Recommendations for Format

Format will vary, but typically includes:

  • Title: Place at the top center of poster in largest font and make it finding-focused.
  • Authors: Place below the title, in smaller font; list the authors and their affiliations.
  • No Abstract: It is redundant and wasted space given the poster is a large, graphic abstract.
  • Introduction: BRIEFLY presents the importance, purpose, and hypothesis if appropriate.
  • Methods: Briefly address the research design, setting, data set, participants, and the method of analysis.

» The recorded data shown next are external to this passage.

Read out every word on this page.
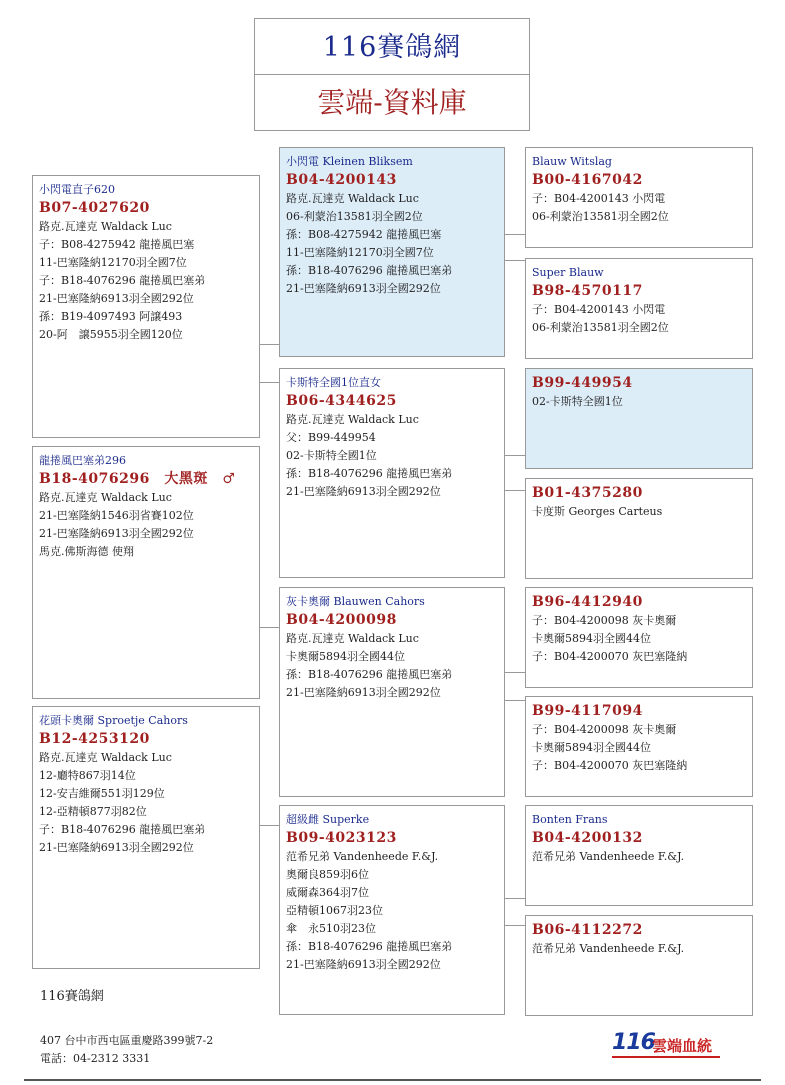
116賽鴿網
雲端-資料庫
小閃電直子620
B07-4027620
路克.瓦達克 Waldack Luc
子：B08-4275942 龍捲風巴塞
11-巴塞隆納12170羽全國7位
子：B18-4076296 龍捲風巴塞弟
21-巴塞隆納6913羽全國292位
孫：B19-4097493 阿譲493
20-阿　譲5955羽全國120位
龍捲風巴塞弟296
B18-4076296　大黑斑　♂
路克.瓦達克 Waldack Luc
21-巴塞隆納1546羽省賽102位
21-巴塞隆納6913羽全國292位
馬克.佛斯海德 使翔
花頭卡奧爾 Sproetje Cahors
B12-4253120
路克.瓦達克 Waldack Luc
12-廳特867羽14位
12-安吉維爾551羽129位
12-亞精頓877羽82位
子：B18-4076296 龍捲風巴塞弟
21-巴塞隆納6913羽全國292位
小閃電 Kleinen Bliksem
B04-4200143
路克.瓦達克 Waldack Luc
06-利蒙治13581羽全國2位
孫：B08-4275942 龍捲風巴塞
11-巴塞隆納12170羽全國7位
孫：B18-4076296 龍捲風巴塞弟
21-巴塞隆納6913羽全國292位
卡斯特全國1位直女
B06-4344625
路克.瓦達克 Waldack Luc
父：B99-449954
02-卡斯特全國1位
孫：B18-4076296 龍捲風巴塞弟
21-巴塞隆納6913羽全國292位
灰卡奧爾 Blauwen Cahors
B04-4200098
路克.瓦達克 Waldack Luc
卡奧爾5894羽全國44位
孫：B18-4076296 龍捲風巴塞弟
21-巴塞隆納6913羽全國292位
超級雌 Superke
B09-4023123
范希兄弟 Vandenheede F.&J.
奧爾良859羽6位
威爾森364羽7位
亞精頓1067羽23位
傘　永510羽23位
孫：B18-4076296 龍捲風巴塞弟
21-巴塞隆納6913羽全國292位
Blauw Witslag
B00-4167042
子：B04-4200143 小閃電
06-利蒙治13581羽全國2位
Super Blauw
B98-4570117
子：B04-4200143 小閃電
06-利蒙治13581羽全國2位
B99-449954
02-卡斯特全國1位
B01-4375280
卡度斯 Georges Carteus
B96-4412940
子：B04-4200098 灰卡奧爾
卡奧爾5894羽全國44位
子：B04-4200070 灰巴塞隆納
B99-4117094
子：B04-4200098 灰卡奧爾
卡奧爾5894羽全國44位
子：B04-4200070 灰巴塞隆納
Bonten Frans
B04-4200132
范希兄弟 Vandenheede F.&J.
B06-4112272
范希兄弟 Vandenheede F.&J.
116賽鴿網
407 台中市西屯區重慶路399號7-2
電話：04-2312 3331
116
雲端血統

Use bulleted lists to identify variables or sample characteristics.
  • Results/Findings: Present the statistically significant results and data in a visual way.
  • Discussion: State data-based conclusions and implications for policy or practice.


  • Use phrases in place of sentences when possible and use active rather than passive verbs.
  • Keep titles free of jargon and fewer than 10 words.

Graphic Design and Layout

  • Rely on text as little as possible and keep visual focus on the key finding or takeaway.
  • Use bolding, text boxes, and graphics to emphasize important points.
  • Use tables sparingly (no long tables); consider if information can be presented as a graph.
  • Use plenty of white space, to include clear sections with spacing and headers.
  • Use only high quality images.
  • Use a light background with dark-colored text.
  • Use no more than three font styles and sizes with no font smaller than 18; 24-point is preferred.
  • Use color, but use it thoughtfully and with purpose.